We have said, in Gay v. Lemle, 32 Miss., 312, “There is no authority, and there can be no reason, for holding that he [an executor de son torf\ is justified in applying the assets to the payment of debts which the rightful executor would not have been authorized to pay. ’ ’ The loose, vague, uncertain testimony here on this point is utterly unsatisfactory. The observations of the court in Hardy v. Thomas, 23 Miss., 546, 547, are to be specially noted, the court declaring: “ If a party see fit, without authority of law, to intermeddle with an estate, to pay debts, and sell property for that purpose, all he can rightfully ask is the privilege of proving a claim against the estate for the sums so paid, and demanding payment from the administrator, rata-bly with the other creditors.” We do not, of course, mean to be understood as saying that if the claims’ were legal charges against the estate, and have been paid by the executors de son tort, they could not here diminish the recovery by their amount. We call attention merely to the case in 23 Miss., supra, in view of the dealing with these notes, resting our approval of the chancellor’s action in this respect upon the total failure of the testimony to show that any claims alleged to have been paid were such as were legal charges against the estate.

It was error to award interest against appellants on the money taken from the body of decedent, from May 1, 1893. She died [955]*955in May, 1894. And so it was also error to allow the interest on the Madox note from May 1, 1893 — its date. Interest for the first year was in its face. Interest should have been awarded from its maturity. And, as no rate of interest is shown as to the Henderson note, six per cent, should have been taken as the rate.
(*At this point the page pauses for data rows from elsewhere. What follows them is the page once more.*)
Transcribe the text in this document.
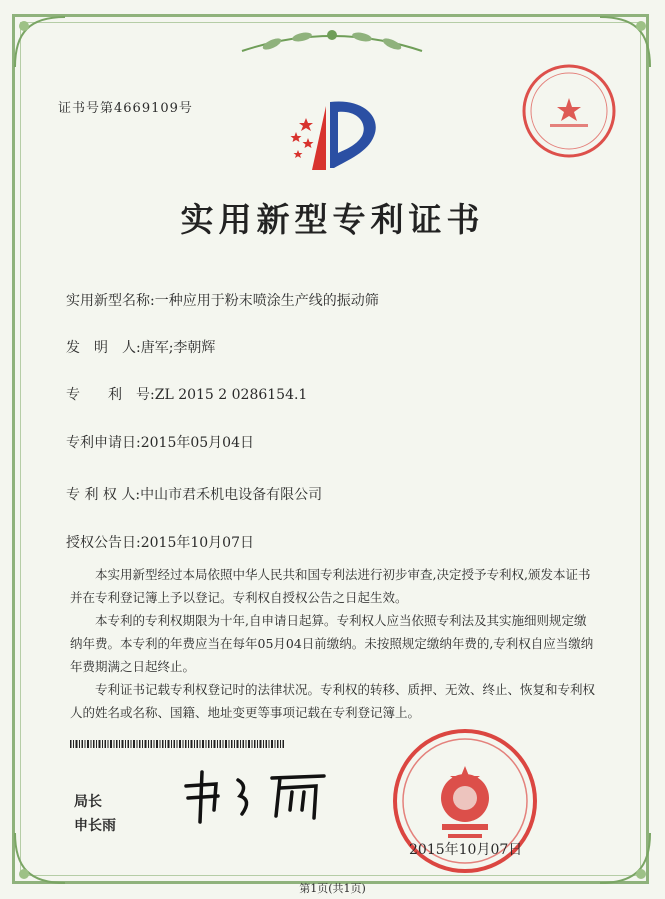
证书号第4669109号
实用新型专利证书
实用新型名称:一种应用于粉末喷涂生产线的振动筛
发　明　人:唐军;李朝辉
专　　利　号:ZL 2015 2 0286154.1
专利申请日:2015年05月04日
专 利 权 人:中山市君禾机电设备有限公司
授权公告日:2015年10月07日

本实用新型经过本局依照中华人民共和国专利法进行初步审查,决定授予专利权,颁发本证书并在专利登记簿上予以登记。专利权自授权公告之日起生效。

本专利的专利权期限为十年,自申请日起算。专利权人应当依照专利法及其实施细则规定缴纳年费。本专利的年费应当在每年05月04日前缴纳。未按照规定缴纳年费的,专利权自应当缴纳年费期满之日起终止。

专利证书记载专利权登记时的法律状况。专利权的转移、质押、无效、终止、恢复和专利权人的姓名或名称、国籍、地址变更等事项记载在专利登记簿上。

局长
申长雨
2015年10月07日
第1页(共1页)
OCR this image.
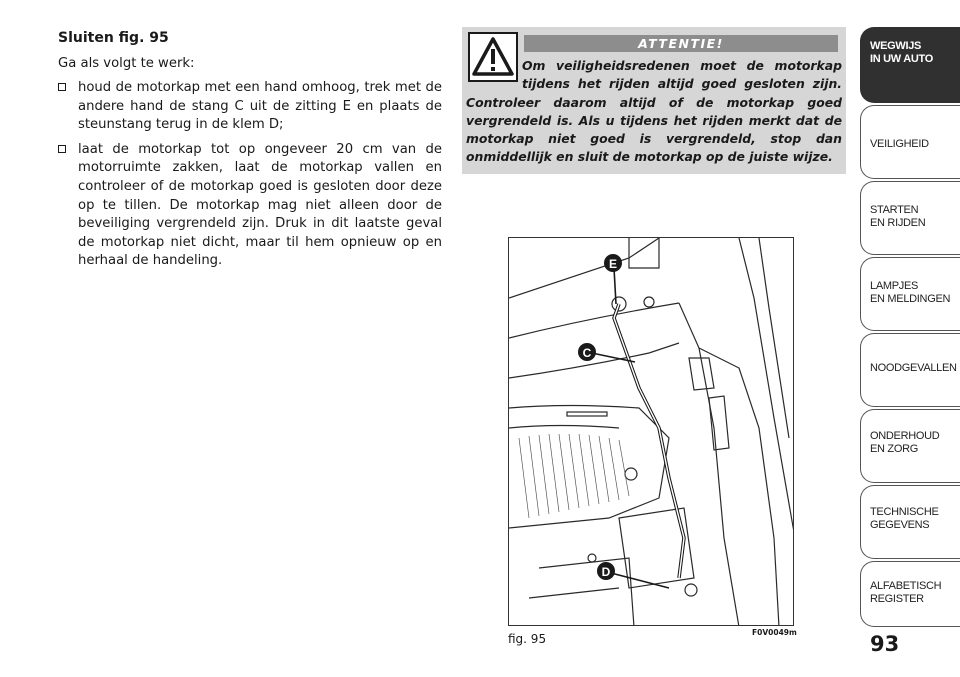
Sluiten fig. 95
Ga als volgt te werk:
houd de motorkap met een hand omhoog, trek met de andere hand de stang C uit de zitting E en plaats de steunstang terug in de klem D;
laat de motorkap tot op ongeveer 20 cm van de motorruimte zakken, laat de motorkap vallen en controleer of de motorkap goed is gesloten door deze op te tillen. De motorkap mag niet alleen door de beveiliging vergrendeld zijn. Druk in dit laatste geval de motorkap niet dicht, maar til hem opnieuw op en herhaal de handeling.
ATTENTIE!
Om veiligheidsredenen moet de motorkap tijdens het rijden altijd goed gesloten zijn. Controleer daarom altijd of de motorkap goed vergrendeld is. Als u tijdens het rijden merkt dat de motorkap niet goed is vergrendeld, stop dan onmiddellijk en sluit de motorkap op de juiste wijze.
E
C
D
fig. 95	F0V0049m
WEGWIJS
IN UW AUTO
VEILIGHEID
STARTEN
EN RIJDEN
LAMPJES
EN MELDINGEN
NOODGEVALLEN
ONDERHOUD
EN ZORG
TECHNISCHE
GEGEVENS
ALFABETISCH
REGISTER
93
It is also clear that the rights of the parties should have been fixed, in both personalty and realty, per stirpes, and not per capita, and that the interest of Frank P. Allen should have been taken into account. These mistakes the chancellor was very naturally led into by the pleadings. Nowhere is any sister mentioned, and yet there were two sisters, it seems. This appears to be so, though very vaguely. The bills both proceed on the theory that the complainants and defendants were each entitled to the same share, and the final decree, following the pleadings, so states. The amendment by which Frank P. Allen was brought in was made March 21, 1896, appearing by way of amendment to the answer or so-called cross bill, while the amended bill was filed January 13, 1896, before this date; said Allen’s interest not having been heard of till March 21, 1896. No notice seems to have been taken of this thereafter. The chancellor, therefore, was most naturally misled by the highly irregular method pursued in the pleadings and proof. But as the fact seems to be that Frank P. Allen is entitled to one-fourth of the entire estate, the decree is erroneous in ascertaining and fixing the rights of the parties in both personalty and realty. Some criticism of the form of the decree is made. The proper form of decree is given in Witcher v. Wilson, 47 Miss., 663.

For the errors indicated, the decree is reversed and the cause remanded, to be proceeded with in accordance with this opimion.